Gov’t’s anti-trafficking group traces Pogos’ link to scamming
MANILA, Philippines — The government’s Inter-Agency Council Against Trafficking (IACAT) on Tuesday confirmed a senator’s claim that legitimate Philippine Offshore Gaming Operators (Pogos) provide a “legal cover” to scam hubs.
Presiding over the hearing of the Senate committee on women, Senator Risa Hontiveros asserted that “scam hubs hide under the licenses of Pogos.”
Justice Undersecretary Nicholas Felix Ty of the IACAT confirmed this when he made a report to the committee looking into reported human trafficking and cyber fraud operations in the country.
“The establishment is usually registered as a legitimate Pogo business or a service provider for Pogos but is wholly or partly, partially involved in online cryptocurrency scamming,” Ty said.
According to him, workers are hired through online job postings—mostly on Facebook Telegram and Whatsapp. They are recruited as call center agents with a promise of high salary and good working conditions, he also said.
“But it turns out they are forced to engage in criminal activities such as scamming,” Ty said.
Far from the traditional victims profiles, he said, trafficking victims are typically young (18 years old to 35 years old), tech savvy, multilingual, and educated.
“The modus operandi involves confiscation of the passports and the movements outside are restricted so these scam hubs typically they are in complexes that are walled with barbed wires that are subject to security,” the IACAT official also said.
Ty said the victims were also mostly males but they were ordered by their handlers “to pretend to be attractive women in a dating site and entice their clients to invest in fake cryptocurrency.”

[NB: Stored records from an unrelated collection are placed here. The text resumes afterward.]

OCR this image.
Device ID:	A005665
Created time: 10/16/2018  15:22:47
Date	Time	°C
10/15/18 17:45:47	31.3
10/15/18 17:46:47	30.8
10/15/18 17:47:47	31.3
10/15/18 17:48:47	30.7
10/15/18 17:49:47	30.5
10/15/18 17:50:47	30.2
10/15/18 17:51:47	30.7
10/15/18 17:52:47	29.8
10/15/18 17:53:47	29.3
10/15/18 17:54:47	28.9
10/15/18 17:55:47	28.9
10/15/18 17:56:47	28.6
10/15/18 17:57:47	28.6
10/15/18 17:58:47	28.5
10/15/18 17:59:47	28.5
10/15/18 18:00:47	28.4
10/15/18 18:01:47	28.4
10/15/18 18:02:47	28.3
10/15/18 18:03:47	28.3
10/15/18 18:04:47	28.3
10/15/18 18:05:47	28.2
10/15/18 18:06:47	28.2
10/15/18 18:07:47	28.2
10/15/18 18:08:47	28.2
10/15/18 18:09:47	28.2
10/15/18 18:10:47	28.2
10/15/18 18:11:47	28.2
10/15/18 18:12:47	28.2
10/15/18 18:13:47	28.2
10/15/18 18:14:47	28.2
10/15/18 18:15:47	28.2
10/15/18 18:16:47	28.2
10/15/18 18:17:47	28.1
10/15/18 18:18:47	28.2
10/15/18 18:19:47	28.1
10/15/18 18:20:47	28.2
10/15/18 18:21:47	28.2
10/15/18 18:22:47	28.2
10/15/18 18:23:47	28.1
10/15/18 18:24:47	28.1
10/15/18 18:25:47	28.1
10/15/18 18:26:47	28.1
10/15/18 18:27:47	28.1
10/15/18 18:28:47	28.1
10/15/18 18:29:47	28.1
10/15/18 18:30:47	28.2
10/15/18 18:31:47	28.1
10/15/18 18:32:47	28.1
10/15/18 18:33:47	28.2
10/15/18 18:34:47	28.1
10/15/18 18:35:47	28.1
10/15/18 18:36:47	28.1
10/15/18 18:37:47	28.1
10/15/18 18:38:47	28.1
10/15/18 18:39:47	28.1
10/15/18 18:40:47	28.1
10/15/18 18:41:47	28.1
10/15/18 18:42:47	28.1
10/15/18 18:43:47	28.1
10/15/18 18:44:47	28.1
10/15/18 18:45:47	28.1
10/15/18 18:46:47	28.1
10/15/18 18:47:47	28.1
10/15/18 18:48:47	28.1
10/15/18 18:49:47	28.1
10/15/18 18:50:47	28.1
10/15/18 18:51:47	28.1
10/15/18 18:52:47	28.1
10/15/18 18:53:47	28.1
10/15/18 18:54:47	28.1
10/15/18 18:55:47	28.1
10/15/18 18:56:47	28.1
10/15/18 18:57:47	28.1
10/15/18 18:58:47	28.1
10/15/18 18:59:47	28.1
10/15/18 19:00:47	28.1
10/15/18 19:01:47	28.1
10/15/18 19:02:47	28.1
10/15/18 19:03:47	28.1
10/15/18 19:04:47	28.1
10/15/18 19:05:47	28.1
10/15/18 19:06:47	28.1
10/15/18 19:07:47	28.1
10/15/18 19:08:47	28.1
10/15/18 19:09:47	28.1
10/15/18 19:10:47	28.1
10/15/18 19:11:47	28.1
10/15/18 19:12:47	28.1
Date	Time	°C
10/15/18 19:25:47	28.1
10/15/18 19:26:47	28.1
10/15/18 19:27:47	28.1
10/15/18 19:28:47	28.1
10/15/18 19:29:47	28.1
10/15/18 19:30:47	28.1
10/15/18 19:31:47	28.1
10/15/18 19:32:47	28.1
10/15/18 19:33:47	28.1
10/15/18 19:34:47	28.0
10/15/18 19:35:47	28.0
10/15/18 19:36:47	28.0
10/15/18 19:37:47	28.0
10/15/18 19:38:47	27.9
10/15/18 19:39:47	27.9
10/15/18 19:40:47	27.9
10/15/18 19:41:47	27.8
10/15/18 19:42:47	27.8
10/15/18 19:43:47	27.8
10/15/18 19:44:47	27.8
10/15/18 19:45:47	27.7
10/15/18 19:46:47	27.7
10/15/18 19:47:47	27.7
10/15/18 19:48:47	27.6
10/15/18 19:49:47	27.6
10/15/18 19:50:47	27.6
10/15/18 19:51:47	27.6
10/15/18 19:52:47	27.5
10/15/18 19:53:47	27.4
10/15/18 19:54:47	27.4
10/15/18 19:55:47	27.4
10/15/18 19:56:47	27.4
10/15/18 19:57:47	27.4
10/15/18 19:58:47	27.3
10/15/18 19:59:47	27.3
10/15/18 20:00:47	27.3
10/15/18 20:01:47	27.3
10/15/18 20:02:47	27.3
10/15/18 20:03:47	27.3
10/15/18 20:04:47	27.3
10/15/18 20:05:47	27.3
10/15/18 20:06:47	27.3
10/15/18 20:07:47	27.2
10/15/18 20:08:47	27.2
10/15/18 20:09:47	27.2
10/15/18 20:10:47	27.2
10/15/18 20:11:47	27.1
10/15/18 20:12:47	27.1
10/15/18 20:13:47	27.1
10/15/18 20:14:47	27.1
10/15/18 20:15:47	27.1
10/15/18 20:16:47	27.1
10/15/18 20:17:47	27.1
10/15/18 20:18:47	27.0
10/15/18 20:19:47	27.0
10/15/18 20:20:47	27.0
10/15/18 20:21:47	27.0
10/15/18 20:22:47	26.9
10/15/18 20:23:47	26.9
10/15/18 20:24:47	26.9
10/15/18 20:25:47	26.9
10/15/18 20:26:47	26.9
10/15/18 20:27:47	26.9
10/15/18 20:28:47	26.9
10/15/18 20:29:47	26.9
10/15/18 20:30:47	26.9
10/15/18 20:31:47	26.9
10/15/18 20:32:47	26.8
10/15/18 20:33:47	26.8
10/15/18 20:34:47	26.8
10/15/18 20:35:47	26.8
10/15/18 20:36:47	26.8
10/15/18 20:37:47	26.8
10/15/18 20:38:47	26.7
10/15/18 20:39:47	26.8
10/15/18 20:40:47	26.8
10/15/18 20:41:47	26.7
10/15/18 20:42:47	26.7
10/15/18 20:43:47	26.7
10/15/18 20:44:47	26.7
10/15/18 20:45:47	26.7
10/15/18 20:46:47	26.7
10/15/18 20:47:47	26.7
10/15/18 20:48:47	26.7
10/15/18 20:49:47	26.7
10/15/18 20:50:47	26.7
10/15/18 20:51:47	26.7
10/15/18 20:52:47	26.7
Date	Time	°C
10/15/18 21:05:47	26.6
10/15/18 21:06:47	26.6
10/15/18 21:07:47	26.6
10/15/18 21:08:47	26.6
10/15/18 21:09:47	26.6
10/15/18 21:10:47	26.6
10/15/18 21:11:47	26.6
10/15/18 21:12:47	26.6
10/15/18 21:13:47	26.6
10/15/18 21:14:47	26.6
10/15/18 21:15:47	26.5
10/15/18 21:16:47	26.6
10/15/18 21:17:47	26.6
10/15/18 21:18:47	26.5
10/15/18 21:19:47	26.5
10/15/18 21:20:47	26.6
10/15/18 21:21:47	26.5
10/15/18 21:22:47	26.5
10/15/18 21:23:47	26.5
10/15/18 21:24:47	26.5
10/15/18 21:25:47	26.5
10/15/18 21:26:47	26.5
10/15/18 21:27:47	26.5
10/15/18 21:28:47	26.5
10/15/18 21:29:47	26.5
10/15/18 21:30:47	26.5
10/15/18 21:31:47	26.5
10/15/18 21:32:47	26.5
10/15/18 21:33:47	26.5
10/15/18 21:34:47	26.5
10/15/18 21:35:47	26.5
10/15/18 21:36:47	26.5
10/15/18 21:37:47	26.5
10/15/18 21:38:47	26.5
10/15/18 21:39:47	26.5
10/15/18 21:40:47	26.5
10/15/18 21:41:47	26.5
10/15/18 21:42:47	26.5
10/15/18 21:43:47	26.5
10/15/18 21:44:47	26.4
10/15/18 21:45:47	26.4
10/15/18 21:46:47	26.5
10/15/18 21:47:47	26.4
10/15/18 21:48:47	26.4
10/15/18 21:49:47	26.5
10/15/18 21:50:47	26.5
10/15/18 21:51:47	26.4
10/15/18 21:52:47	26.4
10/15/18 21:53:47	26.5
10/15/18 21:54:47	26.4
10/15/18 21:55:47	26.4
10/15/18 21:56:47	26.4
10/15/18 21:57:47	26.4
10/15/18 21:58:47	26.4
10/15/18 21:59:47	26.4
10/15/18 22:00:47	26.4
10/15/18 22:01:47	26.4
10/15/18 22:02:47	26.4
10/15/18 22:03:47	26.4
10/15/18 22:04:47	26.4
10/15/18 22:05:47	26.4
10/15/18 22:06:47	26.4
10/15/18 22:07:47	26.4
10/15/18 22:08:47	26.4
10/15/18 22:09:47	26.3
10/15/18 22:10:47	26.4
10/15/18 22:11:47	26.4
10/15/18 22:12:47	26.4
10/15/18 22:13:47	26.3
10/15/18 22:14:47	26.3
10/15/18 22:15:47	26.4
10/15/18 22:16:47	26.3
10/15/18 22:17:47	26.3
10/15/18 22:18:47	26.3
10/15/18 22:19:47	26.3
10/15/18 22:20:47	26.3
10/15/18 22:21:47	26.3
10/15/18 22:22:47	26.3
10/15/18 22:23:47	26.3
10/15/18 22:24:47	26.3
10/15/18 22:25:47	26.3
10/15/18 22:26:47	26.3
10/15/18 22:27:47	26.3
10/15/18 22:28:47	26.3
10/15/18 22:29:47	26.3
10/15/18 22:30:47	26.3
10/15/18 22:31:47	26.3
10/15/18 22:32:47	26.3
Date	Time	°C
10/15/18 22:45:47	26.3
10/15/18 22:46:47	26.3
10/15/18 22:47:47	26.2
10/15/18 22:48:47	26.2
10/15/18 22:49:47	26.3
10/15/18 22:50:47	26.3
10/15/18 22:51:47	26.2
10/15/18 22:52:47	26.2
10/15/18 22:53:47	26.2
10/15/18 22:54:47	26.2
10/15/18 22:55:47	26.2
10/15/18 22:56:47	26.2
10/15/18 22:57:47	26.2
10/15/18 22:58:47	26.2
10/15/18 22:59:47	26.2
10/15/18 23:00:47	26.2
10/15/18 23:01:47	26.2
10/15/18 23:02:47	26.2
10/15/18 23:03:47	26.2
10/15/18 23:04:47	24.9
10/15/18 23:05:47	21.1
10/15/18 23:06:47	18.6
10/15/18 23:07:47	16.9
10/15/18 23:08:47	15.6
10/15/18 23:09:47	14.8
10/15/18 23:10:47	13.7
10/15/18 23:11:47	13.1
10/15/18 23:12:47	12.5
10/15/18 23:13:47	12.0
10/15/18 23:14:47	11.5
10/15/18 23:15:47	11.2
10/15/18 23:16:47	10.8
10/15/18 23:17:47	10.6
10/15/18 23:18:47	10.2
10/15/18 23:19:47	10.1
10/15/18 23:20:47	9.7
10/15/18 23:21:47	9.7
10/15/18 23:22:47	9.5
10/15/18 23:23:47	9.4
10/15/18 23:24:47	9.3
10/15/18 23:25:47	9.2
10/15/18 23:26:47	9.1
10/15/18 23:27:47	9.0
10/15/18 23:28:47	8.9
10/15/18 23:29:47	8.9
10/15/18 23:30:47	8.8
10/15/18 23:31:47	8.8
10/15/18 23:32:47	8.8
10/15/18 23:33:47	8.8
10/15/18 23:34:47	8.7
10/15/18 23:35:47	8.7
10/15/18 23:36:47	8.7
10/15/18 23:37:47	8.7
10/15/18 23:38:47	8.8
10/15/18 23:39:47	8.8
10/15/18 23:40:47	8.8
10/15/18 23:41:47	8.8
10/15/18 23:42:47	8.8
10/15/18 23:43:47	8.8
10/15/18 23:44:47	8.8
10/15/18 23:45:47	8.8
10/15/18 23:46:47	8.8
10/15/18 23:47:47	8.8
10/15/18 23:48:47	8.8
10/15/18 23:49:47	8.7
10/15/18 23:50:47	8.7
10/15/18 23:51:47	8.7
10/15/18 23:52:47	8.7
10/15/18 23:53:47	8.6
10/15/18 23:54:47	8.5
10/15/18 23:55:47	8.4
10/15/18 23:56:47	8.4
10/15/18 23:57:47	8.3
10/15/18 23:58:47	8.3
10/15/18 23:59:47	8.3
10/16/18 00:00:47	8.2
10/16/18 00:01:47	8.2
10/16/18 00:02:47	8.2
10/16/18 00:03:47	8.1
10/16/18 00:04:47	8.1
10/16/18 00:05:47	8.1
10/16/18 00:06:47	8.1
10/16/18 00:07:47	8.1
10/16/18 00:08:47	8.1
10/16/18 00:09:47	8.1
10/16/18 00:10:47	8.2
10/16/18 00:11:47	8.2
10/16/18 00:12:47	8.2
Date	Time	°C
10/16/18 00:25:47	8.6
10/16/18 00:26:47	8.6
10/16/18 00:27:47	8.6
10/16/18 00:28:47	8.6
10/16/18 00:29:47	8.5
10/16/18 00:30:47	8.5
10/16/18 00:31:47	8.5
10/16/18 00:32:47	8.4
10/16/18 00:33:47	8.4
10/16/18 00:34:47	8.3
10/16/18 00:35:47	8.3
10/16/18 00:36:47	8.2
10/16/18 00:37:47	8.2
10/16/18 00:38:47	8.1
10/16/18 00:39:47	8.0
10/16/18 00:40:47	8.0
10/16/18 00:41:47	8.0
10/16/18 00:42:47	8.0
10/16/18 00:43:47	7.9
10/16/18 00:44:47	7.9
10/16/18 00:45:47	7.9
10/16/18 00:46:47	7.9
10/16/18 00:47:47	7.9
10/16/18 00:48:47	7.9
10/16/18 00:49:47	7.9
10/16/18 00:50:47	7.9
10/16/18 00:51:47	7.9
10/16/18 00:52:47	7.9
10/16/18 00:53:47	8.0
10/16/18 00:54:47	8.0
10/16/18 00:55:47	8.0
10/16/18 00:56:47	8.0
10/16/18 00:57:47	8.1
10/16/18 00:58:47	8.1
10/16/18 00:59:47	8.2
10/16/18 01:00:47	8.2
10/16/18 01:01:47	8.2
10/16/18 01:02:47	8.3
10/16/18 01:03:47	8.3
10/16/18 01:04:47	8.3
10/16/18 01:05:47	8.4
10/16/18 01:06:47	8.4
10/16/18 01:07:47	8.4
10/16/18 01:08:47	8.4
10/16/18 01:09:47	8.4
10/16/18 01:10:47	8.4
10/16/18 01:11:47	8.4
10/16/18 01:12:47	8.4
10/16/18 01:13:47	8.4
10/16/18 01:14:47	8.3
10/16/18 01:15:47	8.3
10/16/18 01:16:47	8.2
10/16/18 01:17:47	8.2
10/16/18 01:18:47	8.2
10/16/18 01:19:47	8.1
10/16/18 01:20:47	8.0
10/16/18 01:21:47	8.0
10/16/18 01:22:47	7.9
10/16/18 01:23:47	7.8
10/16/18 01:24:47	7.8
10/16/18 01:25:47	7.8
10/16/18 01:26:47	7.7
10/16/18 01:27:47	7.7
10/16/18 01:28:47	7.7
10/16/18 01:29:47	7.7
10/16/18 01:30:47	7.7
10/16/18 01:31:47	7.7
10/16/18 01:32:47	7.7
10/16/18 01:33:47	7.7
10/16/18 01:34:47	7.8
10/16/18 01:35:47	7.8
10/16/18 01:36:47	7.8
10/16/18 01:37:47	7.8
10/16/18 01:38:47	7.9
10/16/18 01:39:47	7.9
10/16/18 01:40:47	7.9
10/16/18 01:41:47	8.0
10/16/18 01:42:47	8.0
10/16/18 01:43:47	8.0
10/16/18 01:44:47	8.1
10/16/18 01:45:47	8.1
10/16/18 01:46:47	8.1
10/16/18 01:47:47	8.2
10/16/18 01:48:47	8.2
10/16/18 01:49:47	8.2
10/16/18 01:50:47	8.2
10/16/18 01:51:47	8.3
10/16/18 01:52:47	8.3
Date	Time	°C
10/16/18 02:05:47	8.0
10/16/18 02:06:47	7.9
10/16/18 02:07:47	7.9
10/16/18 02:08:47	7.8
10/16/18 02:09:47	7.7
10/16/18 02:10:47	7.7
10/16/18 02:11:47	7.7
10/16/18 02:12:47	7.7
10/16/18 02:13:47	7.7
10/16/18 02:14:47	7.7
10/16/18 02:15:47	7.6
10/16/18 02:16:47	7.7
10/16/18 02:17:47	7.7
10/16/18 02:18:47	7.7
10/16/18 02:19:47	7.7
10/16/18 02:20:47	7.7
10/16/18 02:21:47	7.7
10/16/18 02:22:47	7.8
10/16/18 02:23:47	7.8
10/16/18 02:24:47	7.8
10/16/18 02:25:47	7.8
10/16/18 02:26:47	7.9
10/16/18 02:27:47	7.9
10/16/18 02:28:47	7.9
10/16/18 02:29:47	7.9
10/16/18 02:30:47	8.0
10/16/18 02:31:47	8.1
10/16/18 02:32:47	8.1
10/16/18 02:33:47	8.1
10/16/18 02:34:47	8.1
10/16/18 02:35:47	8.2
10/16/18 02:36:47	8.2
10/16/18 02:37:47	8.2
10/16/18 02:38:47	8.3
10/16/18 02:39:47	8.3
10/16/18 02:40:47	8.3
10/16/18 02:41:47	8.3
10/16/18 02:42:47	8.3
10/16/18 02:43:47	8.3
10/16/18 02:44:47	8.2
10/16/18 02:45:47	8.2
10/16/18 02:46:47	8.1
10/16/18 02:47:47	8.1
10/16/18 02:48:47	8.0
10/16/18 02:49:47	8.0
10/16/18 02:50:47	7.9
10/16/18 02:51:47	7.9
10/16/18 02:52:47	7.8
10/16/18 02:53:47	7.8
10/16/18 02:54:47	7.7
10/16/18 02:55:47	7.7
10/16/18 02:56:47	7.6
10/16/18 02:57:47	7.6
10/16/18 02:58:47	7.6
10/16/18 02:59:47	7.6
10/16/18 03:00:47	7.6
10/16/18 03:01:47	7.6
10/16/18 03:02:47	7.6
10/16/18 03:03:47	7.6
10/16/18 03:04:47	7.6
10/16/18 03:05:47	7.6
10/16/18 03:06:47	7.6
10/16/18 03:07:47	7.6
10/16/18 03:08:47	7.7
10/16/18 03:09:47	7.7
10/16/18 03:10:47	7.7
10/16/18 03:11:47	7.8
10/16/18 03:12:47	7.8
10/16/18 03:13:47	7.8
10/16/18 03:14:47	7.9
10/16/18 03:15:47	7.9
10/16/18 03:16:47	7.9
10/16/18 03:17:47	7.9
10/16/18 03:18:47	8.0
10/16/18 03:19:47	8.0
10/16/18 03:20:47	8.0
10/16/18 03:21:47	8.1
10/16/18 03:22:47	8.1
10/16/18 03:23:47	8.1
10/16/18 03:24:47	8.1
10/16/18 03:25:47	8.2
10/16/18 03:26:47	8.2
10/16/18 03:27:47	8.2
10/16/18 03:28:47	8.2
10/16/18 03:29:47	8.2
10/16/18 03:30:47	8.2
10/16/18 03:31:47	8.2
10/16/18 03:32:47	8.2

Violators or workers wanting to leave would be locked in a “dark room” for days and would be given only one meal a day as earlier revealed by Hontiveros.
After Ty’s presentation, Hontiveros remarked, “You did confirm that legitimate Pogo license holders provide a legal cover or layer for these scam hubs and you have data supporting this right?”
But Ty said the IACAT does not have “collated data” of Pogos “suspected of engaging in human trafficking.”
“May be we can refer that to Pagcor (Philippine Amusement and Gaming Corporation,” he said.
Ty nevertheless identified Paranaque and Clark in Pampanga as “scam hub hotspots” in the country.